Веселой змейкою петляет
Тропинка около реки,
У берегов ее сверкают
От солнца, как стекло, пески.
И думаешь под старой елью,
Что вся мещерская земля
Явилась в жизни колыбелью
Для гусевского хрусталя”.
Голос у Тагира отменный – может позавидовать любой. Четкость и выразительность в произношении, превосходная интонация вкупе придали тексту стихотворения яркую торжественность и смысловую законченность. Моя сонливость мигом улетучилась. Стихотворение в душе затронуло струнку, которая редко когда бренчит. С нетерпением спрашиваю: “Чье это произведение?” Тагир после минутной паузы ответил:
– Кудрявцева, простого рабочего мужика из Гусь-Хрустального.
– Ты с ним знаком?
– Заочно. У меня в взводе служил парень – Дима Хомутов. Он родом из этого района и единственный участник того проклятого последнего боя, который категорически отказался подписывать бумагу, что я добровольно пошел сдаваться в плен. Это его любимый автор и кумир. Ребята частенько подшучивали на ним: “Хомут, ну, расскажи что-нибудь про Кудрявцева”. Никогда не обижался.
– Может навестим его, как загрузимся?
– Кого?
– Конечно Диму!
– Нет. Не будем. Сейчас уборочная страда. Не будем отвлекать. Тем более он работает механизатором в колхозе. Мужик шубутной. Как встретит меня, все бросает свои дела. Не знает, куда посадить и чем угостить. Последний раз месяц тому назад был у него. Почти сутки не отпускал…
До глубокой ночи сидели и беседовали. Тагир только сегодня узнал: Валеру и двух других раненых бойцов тогда в госпитале из особого отдела никто не навестил, и дополнительного дознания не проводили. Когда Валера вернулся в часть и, узнав о случившемся, попытался устроить бузу, его “культурно” пригласили и намекнули, “мол, парень, ты не рыпайся, если не хочешь неприятностей себе”. Проглотив эту пилюлю, он демобилизовался по окончании срока срочной службы. Полтора года жил и молчал. Наконец не выдержал. Совесть замучила его. И он стал писать в разные инстанции, чтобы восстановить истину…

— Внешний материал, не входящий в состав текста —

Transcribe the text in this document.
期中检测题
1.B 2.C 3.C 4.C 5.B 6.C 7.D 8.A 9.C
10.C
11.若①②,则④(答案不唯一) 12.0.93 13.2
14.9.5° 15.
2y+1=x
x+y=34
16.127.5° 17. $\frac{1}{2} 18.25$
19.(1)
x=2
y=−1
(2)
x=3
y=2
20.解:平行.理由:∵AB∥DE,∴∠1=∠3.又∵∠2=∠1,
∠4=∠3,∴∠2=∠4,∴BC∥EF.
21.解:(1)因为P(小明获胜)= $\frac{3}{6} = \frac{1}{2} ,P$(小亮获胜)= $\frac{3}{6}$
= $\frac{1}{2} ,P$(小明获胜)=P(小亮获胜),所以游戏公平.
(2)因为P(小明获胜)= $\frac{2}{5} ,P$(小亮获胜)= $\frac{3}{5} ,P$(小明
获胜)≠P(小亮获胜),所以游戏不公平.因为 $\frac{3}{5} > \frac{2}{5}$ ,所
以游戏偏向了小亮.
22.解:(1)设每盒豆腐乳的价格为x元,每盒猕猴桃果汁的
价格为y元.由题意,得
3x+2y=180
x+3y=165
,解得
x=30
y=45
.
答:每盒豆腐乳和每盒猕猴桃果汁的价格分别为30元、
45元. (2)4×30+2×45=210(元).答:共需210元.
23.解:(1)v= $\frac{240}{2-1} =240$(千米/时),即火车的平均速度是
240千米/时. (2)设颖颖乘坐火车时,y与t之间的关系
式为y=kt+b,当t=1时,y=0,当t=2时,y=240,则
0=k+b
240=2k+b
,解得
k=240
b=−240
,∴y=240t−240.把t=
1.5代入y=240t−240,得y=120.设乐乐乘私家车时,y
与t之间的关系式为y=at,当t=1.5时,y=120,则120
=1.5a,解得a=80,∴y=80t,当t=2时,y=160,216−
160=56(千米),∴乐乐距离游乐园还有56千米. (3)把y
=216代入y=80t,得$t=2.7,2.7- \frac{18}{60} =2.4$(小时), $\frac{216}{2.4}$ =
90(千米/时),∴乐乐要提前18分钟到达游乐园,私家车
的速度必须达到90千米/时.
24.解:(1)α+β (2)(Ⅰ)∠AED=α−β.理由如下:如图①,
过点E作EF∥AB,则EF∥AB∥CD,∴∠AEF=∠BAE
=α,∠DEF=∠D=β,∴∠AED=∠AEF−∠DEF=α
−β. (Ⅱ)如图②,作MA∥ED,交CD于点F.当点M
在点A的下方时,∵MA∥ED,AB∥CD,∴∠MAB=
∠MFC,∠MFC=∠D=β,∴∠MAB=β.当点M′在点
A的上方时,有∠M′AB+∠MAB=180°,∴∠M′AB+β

Наша командировка успешно завершилась. Если сказать канцелярским языком, задание выполнили на 150%. За три дня мы многое узнали друг о друге. И между нами возникла настоящая дружба. Тагир в течение полугода через наш отдел съездил по несколько раз в города Москва, Минск, Смоленск, Краснодар и другие, уже без сопровождающих. Грузы доставлял в целости и сохранности. Сдавал их на склад в полной комплектности вплоть до мельчайших болтиков и винтиков. Для нашего отдела он оказался сущим кладом. При каждой встрече мы, словно родные братья, радовались друг другу. И дружба наша все больше крепла. Очередной раз встретились буквально на другой день после праздника 23 февраля. Я с письмом-заявкой пришел в приемную к директору автобазы. Оба восторженно познакомились. И он не дал мне даже опомниться. Почти силой увлек в одну из свободных комнат и сообщил следующее. Оказывается, его перед самым праздником вызвали в военкомат. Вручили Орден Боевого Красного Знамени. Естественно, цветы. Подтвердили тот самый приказ о досрочном присвоении ему воинского звания капитан. И о восстановлении в лишенных ранее правах. Теперь он может вернуться снова на военную службу. Все зависит от его желания. Кстати, в том же приказе Министерства Обороны наградили Орденом Боевого Красного Знамени и Валеру. Тагир обрадовался не сколько за себя, сколько за друга. Сразу же отправил ему телеграмму с поздравлениями. Когда он высказал всю эту информацию на одном дыхании, я его поздравил от всей души и спросил:
– Что думаешь делать дальше?
И он впервые назвал меня по имени и отчеству:
– Илгизар Валеевич, город Набережные Челны принял меня и поддержал в самые трудные годы. Здесь я встретил много замечательных людей. Один из них – директор автобазы Геннадий Николаевич, который, кстати, только что уговаривал целый час вашего покорного слугу стать его первым заместителем по общим вопросам. Обещал выделить вне очереди квартиру отдельную. В лице тебя нашел настоящего друга и единомышленника. Словом все эти годы жил полнокровной жизнью. Никогда не чувствовал себя униженным и оскорбленным. Этот город на всю жизнь останется самым любимым и красивым. Однако в последнее время мне не дают покоя слова моей любимой покойной бабушки, матери отца: “Запомни, сынок, корни у мужчины всегда там, где родился и вырос. Пока живешь, постарайся не отрываться от своих корней, и ты будешь счастливым”. Да и дядя замучил. Я рассказывал тебе о нем. Три раза сам приезжал, упрашивал вернуться. Вдобавок и мать осталась одна. Она живет в большом частном доме, почти в самом центре города. Сестра и ее муж получили отдельную квартиру. Короче я собрался уехать домой, в Уфу. Как ты смотришь на это?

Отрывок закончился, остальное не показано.